Les députés espagnols mettront samedi soir un terme à dix mois de blocage politique en votant la confiance au conservateur Mariano Rajoy.
Après dix mois de vaines négociations, l'Espagne va enfin avoir un gouvernement. Les députés espagnols doivent voter la confiance au Premier ministre Mariano Rajoy, au pouvoir depuis 2011. "Chapeau, Monsieur Rajoy", lui a lancé jeudi non sans ironie, depuis la tribune du Congrès, l'élu Joan Baldovi, leader de la plateforme citoyenne de gauche Compromis. "Vous pourriez être un héros de film. L'impassible galicien: sans bouger un muscle, sans presque rien faire, vous êtes sur le point de redevenir président du gouvernement", a-t-il ajouté.
Un gouvernement sans majorité nette. Mariano Rajoy, 61 ans, partait de loin: il y a dix mois, deux nouveaux partis faisaient leur entrée au Congrès, le libéral Ciudadanos et Podemos, de gauche radicale, allié du grec Syriza, tandis que sa formation enregistrait son pire score depuis 1993. Dans son propre camp miné par les affaires de corruption et usé par une dure crise économique, certains assuraient que sa place était "dans l'opposition". Mais de nouvelles législatives, organisées le 26 juin après plusieurs mois sans qu'un nouveau gouvernement ne puisse être investi faute d'accord entre les partis, ont commencé à inverser la tendance.
Lors de ce scrutin son Parti populaire (PP, droite) a gagné 14 sièges, alors que le Parti socialiste (PSOE), concurrencé par Podemos, poursuivait sa descente aux enfers, avec le pire résultat de son histoire (22,7% des voix). Pedro Sanchez, dirigeant le PSOE depuis 2014, décidé à tout faire pour chasser Mariano Rajoy du pouvoir, n'a pas réussi à trouver assez d'alliés pour former un gouvernement alternatif.
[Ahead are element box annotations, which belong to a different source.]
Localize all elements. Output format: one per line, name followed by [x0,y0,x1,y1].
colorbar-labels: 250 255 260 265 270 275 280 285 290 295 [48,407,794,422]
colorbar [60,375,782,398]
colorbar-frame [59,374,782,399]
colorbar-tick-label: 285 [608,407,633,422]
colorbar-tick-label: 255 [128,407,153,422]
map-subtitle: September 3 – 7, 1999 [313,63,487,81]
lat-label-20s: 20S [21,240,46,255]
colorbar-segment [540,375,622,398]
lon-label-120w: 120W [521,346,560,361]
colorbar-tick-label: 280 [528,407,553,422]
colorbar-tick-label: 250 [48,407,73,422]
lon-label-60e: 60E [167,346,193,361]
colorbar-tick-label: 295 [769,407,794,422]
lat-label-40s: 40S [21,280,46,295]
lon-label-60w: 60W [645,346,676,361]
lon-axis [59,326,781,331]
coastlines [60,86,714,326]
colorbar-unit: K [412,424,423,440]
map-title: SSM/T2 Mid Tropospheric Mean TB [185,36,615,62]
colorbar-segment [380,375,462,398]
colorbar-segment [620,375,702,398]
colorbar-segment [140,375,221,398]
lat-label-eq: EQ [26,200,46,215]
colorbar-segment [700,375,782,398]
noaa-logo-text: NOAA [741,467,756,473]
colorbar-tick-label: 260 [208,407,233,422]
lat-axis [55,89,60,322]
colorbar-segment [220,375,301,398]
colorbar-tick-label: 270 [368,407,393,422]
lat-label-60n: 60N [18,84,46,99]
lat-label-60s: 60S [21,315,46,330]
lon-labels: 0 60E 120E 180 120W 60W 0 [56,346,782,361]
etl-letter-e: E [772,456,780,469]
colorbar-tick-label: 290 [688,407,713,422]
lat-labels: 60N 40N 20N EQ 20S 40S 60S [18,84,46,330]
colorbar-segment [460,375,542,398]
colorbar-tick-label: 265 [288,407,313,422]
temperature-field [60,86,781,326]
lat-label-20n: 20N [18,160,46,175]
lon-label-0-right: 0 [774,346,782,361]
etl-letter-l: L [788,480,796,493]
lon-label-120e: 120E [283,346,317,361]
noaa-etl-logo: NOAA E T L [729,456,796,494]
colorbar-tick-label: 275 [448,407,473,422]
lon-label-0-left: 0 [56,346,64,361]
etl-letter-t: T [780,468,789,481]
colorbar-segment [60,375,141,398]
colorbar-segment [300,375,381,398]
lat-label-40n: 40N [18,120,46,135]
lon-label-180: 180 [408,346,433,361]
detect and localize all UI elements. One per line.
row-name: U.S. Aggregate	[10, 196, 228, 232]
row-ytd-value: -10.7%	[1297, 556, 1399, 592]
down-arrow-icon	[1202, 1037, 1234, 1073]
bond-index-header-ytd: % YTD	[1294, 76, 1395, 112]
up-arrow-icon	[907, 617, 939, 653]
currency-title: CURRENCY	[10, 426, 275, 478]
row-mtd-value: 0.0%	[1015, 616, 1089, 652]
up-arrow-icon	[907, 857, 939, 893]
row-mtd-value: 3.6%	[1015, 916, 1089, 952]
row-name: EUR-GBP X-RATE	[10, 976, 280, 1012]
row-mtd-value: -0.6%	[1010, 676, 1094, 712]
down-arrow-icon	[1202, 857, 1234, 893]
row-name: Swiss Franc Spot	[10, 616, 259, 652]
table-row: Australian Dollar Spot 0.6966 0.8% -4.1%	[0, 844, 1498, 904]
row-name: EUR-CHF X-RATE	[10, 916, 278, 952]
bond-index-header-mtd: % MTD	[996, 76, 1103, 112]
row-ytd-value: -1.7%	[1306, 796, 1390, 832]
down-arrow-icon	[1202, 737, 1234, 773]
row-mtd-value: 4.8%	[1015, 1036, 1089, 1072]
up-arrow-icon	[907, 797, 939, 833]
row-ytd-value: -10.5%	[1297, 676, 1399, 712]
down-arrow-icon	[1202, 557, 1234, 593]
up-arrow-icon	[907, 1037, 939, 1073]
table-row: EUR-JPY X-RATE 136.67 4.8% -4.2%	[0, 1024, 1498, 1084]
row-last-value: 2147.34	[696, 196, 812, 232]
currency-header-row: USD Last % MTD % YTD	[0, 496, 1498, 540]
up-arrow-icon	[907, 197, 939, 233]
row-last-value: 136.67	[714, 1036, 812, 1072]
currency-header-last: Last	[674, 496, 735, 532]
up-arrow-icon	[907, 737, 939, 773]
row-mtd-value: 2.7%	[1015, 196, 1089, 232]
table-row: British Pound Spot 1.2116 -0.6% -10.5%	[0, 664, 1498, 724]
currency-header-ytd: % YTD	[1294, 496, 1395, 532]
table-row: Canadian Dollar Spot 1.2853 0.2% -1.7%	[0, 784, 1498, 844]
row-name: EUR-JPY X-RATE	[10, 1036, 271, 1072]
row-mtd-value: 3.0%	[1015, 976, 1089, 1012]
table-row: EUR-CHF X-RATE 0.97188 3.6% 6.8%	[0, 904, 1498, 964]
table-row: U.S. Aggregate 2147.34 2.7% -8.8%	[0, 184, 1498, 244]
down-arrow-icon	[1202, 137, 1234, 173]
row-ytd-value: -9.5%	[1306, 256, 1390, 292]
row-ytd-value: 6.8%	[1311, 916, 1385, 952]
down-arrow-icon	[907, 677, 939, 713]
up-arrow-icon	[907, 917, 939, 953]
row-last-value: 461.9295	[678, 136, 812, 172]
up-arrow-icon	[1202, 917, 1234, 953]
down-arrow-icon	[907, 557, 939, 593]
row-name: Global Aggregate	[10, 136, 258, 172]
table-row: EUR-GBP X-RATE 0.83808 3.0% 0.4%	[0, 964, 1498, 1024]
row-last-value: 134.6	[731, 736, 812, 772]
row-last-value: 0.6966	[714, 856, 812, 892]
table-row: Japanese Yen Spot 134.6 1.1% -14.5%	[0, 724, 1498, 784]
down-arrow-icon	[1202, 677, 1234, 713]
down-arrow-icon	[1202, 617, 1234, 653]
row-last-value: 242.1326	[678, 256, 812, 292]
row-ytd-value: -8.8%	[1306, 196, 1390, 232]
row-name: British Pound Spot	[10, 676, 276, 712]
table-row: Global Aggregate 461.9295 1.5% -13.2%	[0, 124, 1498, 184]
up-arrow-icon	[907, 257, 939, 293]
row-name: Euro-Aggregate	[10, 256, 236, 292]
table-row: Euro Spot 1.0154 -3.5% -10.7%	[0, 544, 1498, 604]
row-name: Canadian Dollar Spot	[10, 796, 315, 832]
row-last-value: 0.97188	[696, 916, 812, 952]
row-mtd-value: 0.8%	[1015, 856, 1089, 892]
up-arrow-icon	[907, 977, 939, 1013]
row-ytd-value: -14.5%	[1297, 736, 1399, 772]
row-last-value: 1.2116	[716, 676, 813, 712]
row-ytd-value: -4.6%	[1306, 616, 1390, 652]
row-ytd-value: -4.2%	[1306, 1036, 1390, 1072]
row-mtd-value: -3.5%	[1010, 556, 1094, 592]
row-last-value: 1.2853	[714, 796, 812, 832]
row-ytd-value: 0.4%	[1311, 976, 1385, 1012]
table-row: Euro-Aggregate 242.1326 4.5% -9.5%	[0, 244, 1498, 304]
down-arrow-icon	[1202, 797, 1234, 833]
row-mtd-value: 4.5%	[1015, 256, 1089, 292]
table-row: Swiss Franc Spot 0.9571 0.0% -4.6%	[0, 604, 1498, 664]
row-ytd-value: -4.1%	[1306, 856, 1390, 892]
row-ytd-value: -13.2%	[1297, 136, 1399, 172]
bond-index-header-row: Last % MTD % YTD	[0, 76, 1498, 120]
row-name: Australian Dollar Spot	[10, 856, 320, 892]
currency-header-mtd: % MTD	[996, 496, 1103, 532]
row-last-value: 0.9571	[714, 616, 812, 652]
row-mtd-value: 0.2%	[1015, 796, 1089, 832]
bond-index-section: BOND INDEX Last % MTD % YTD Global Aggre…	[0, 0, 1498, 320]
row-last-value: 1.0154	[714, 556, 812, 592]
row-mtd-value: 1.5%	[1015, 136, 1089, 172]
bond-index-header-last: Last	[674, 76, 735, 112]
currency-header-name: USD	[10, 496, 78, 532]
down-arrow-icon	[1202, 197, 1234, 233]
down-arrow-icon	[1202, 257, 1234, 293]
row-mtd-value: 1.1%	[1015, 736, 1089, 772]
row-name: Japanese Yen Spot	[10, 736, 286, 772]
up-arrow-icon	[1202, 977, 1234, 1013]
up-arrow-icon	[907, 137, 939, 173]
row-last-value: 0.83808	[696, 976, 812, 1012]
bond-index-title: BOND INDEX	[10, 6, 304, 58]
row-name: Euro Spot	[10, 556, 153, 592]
Il aura finalement été renversé par les siens, qui craignaient que son véto à M. Rajoy n'entraîne encore des élections, les troisièmes en un an, leur faisant perdre encore des voix.
Un mandat qui s'annonce compliqué. Désormais, Mariano Rajoy a le vent en poupe, assuré d'avoir les voix de son parti (137) et celles de Ciudadanos (32), et aussi la nécessaire abstention d'une partie des 85 élus socialistes. Mariano Rajoy n'a pas été élu lors d'un premier tour de vote à la majorité absolue organisé jeudi, mais il devrait être investi par une majorité simple des 350 députés samedi soir, lors d'un vote prévu aux alentours de 19h45.
La législature de quatre ans qui l'attend ne sera cependant pas simple car jamais un parti au pouvoir en Espagne n'avait disposé d'aussi peu de soutiens au Congrès: 137 sièges seulement sur 350. On s'attend "à une législature plus turbulente que n'importe quelle autre", estime le professeur de sciences politiques Pablo Simon.
Mariano Rajoy a donc promis de dialoguer sur des sujets cruciaux pour l'avenir de l'Espagne tels que l'éducation, les retraites, l'emploi ou l'unité du pays menacée par l'indépendantisme catalan. La tâche sera d'autant plus difficile qu'il doit en principe procéder en 2017 à 5,5 milliards d'économies pour réduire le déficit public de l'Espagne comme promis à Bruxelles. Une rigueur budgétaire qui sera certainement contestée à gauche, car si la croissance pourrait dépasser 3% en 2016, le taux de chômage reste à 18,9%.